What Is Your Mission?
By: Pedro S. Silva II
July 18, 2004
In a poem that I wrote entitled
Serenity, these lines came from within
me concerning missions:
What is your mission, but to know Life
and live it?
No thought of receiving when your
Spirit’s led to giving.
And so for me, I can say that the
question that the title of this essay
poses was answered. All I have to do is
know Life and live it. That’s simple isn’t
it? Or is it?
I have very often heard people speak
concerning a mission. More often than
not it has been someone that’s been
around a while and been through
enough in their life that they are ready
to make sense of what a mess their life
would be if they don’t do something
meaningful. But when I looked up the
word mission in the dictionary, the only
definition that nearly matched the
context in which I often hear it used
was: A self imposed duty.

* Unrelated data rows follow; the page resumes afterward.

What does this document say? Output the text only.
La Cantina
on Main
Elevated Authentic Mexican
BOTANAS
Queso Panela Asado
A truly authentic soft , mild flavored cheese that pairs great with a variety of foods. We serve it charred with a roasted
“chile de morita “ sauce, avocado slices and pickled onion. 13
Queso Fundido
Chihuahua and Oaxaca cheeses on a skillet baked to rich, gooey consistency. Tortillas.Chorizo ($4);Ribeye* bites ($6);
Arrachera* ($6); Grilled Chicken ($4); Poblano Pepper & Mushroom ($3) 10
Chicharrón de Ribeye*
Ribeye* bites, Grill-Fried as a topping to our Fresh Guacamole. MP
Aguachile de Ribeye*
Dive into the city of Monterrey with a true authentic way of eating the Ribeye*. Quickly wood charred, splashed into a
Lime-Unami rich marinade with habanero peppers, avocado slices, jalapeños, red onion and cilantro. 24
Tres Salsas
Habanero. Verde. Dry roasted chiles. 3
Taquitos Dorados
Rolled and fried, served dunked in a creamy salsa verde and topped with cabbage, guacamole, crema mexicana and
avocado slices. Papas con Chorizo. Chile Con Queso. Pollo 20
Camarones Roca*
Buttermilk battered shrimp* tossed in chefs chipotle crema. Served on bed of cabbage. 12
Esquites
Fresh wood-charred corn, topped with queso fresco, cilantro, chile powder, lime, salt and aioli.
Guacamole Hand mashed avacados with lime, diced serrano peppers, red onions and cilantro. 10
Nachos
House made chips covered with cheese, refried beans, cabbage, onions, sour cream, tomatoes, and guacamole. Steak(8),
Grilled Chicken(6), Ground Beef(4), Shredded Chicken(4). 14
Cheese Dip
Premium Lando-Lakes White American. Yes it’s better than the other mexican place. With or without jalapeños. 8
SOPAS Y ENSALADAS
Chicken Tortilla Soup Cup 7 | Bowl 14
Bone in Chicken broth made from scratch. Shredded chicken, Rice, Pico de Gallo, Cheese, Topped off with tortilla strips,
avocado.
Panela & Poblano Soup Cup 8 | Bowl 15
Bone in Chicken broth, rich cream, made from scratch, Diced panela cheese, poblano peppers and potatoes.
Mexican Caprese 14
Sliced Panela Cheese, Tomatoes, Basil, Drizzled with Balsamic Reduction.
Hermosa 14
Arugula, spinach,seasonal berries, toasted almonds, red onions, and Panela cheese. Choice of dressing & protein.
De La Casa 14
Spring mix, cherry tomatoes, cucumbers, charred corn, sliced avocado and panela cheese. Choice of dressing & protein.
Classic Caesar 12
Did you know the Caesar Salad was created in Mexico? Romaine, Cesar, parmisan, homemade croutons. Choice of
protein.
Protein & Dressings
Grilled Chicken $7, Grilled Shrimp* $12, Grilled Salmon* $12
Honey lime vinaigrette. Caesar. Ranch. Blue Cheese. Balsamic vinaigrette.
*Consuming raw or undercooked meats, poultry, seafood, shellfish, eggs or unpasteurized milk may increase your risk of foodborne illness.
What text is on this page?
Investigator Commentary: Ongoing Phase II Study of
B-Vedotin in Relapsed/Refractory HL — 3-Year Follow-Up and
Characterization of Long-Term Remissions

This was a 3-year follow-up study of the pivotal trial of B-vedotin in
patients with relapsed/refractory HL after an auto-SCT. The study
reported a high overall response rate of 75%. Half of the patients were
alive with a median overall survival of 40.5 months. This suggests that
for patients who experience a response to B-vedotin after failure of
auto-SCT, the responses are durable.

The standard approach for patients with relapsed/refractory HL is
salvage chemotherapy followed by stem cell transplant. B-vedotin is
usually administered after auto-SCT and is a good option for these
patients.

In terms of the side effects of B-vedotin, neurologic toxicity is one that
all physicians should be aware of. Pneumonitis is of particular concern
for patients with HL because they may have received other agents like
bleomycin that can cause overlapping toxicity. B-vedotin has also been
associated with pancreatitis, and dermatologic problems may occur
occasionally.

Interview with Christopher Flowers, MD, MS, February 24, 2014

To me this
definition suggests that our mission
could be whatever it is we decide it to
be.
The question for me now becomes, if
our mission can be whatever duty we
impose upon ourselves, why do so many
of us choose something so grandiose as
“I want to save the World” or “I want to
change this or that in society.” Why
can’t we just make our mission to get
some milk from the grocery store and
then have it over with? Why put
ourselves through the hassle or
stress of trying to have an effect on a
society we didn’t cause?
When dealing with people and guilt—
which seem to go hand in hand in this
society—I find that people usually tend
to have a desire to fix problems they in
some way feel responsible for. “I broke
your toy so let me buy you a new one,”
they may say. But rather than do
something for the sake of giving what I
find is we are often putting forth these
great efforts in order to release
ourselves from some sense of regret
or guilt whether the idea was forced
upon us or self imposed. We are more
of a payback society. In fact it is
evident in our seeming inability to
receive.
One of the most selfish and strange
phenomenon I have witnessed is when
someone will apparently give and give,
but when someone tries to give to them
you almost have to force it down their
throat or in their hand. Why is that? I
believe it is because the so-called giver
is trying to remain in the position of
power—he or she who has the object of
desire.
But this takes us to the second line
quoted above: No thought of receiving
when your Spirit’s led to giving. Giving
and receiving appear to go together.
But when you expect or look for a
return you are not giving, you are
investing. Now this is not to say that
investing is wrong. It is what it is. But
when we consider a mission and the
manner in which we use the word, it
appears that our mission is supposed to
service someone else. So in my
understanding we should expect
nothing from it just as we expect
nothing from a new born child—the
True Masters of Reception. For at that
stage they know nothing but “I need.”
Therefore it rings true to me that
whenever we give we must do so as
giving to babes. And in so doing I
believe the mission, if we choose to call
it that, of knowing Life and living it
becomes quite possible. For what is the
purpose of Life if it is not to fill every
emptiness, every void, every need? Life
and death do not commingle. Nor can
an emptiness be fulfilled and yet
continue to be empty. In so knowing, I
believe we can live out the purpose of
life daily with no sense of loss or
regret for in all we do we serve Life.